You are viewing a plain text version of this content. The canonical link for it is here.

Posted to dev@rya.apache.org by Boris Pelakh <bo...@semanticarts.com> on 2018/10/30 21:15:23 UTC

Free text indexing, using Prospector to improve queries.

I have continued my experiment with single-node Rya, and have a couple of questions, hoping for some guidance before I digging in the code:

1. I am still trying to turn on free text indexing. I have added the following to my environment.properties

sc.use_freetext=true
sc.freetext.predicates=http://www.w3.org/2000/01/rdf-schema#label

But the index tables were not created on restart or populated with data on INSERT.
2. Once I do manage to populate the data, I remember I had to use a special FILTER function, something like fts:search, to hit the index. Furthermore, a special Accumulo batch scanner had to be deployed into the tablet server. Are there instructions anywhere detailing these steps?
3. I have run the Prospector MR job and my rya_prospects table has been populated with frequency counts on my various literals.
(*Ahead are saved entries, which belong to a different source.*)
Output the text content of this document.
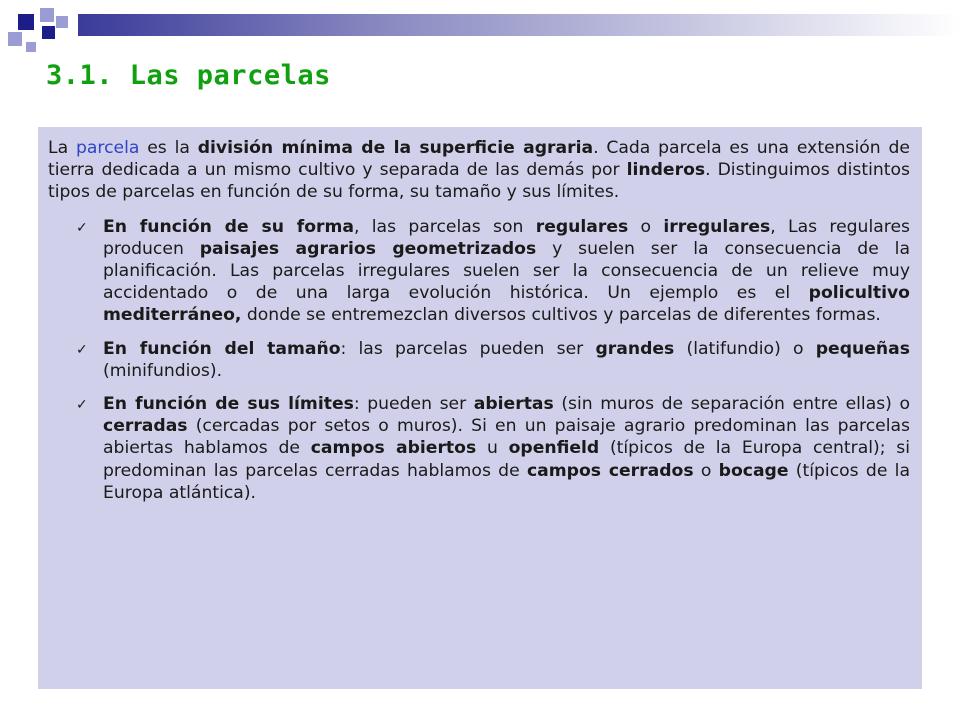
3.1. Las parcelas

La parcela es la división mínima de la superficie agraria. Cada parcela es una extensión de tierra dedicada a un mismo cultivo y separada de las demás por linderos. Distinguimos distintos tipos de parcelas en función de su forma, su tamaño y sus límites.

✓ En función de su forma, las parcelas son regulares o irregulares, Las regulares producen paisajes agrarios geometrizados y suelen ser la consecuencia de la planificación. Las parcelas irregulares suelen ser la consecuencia de un relieve muy accidentado o de una larga evolución histórica. Un ejemplo es el policultivo mediterráneo, donde se entremezclan diversos cultivos y parcelas de diferentes formas.
✓ En función del tamaño: las parcelas pueden ser grandes (latifundio) o pequeñas (minifundios).
✓ En función de sus límites: pueden ser abiertas (sin muros de separación entre ellas) o cerradas (cercadas por setos o muros). Si en un paisaje agrario predominan las parcelas abiertas hablamos de campos abiertos u openfield (típicos de la Europa central); si predominan las parcelas cerradas hablamos de campos cerrados o bocage (típicos de la Europa atlántica).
How do I direct Rya to take advantage of this information during query planning? Is there another environment setting, or do I specify something per-query? The information does not appear to be used out of the box.

I was also curious if there is any sort of work in progress with Rya, an overall development plan? For starters, upgrading to Accumulo 2.x/Hadoop 3.x (assuming A 2.x gets out of beta soon), but also general improvements, such as creating a fully compliant RESTful endpoint, etc. The company I am working with now might be able to underwrite some of this effort, but it would be better if there was a shared vision that everyone could agree on.

Thanks,
Boris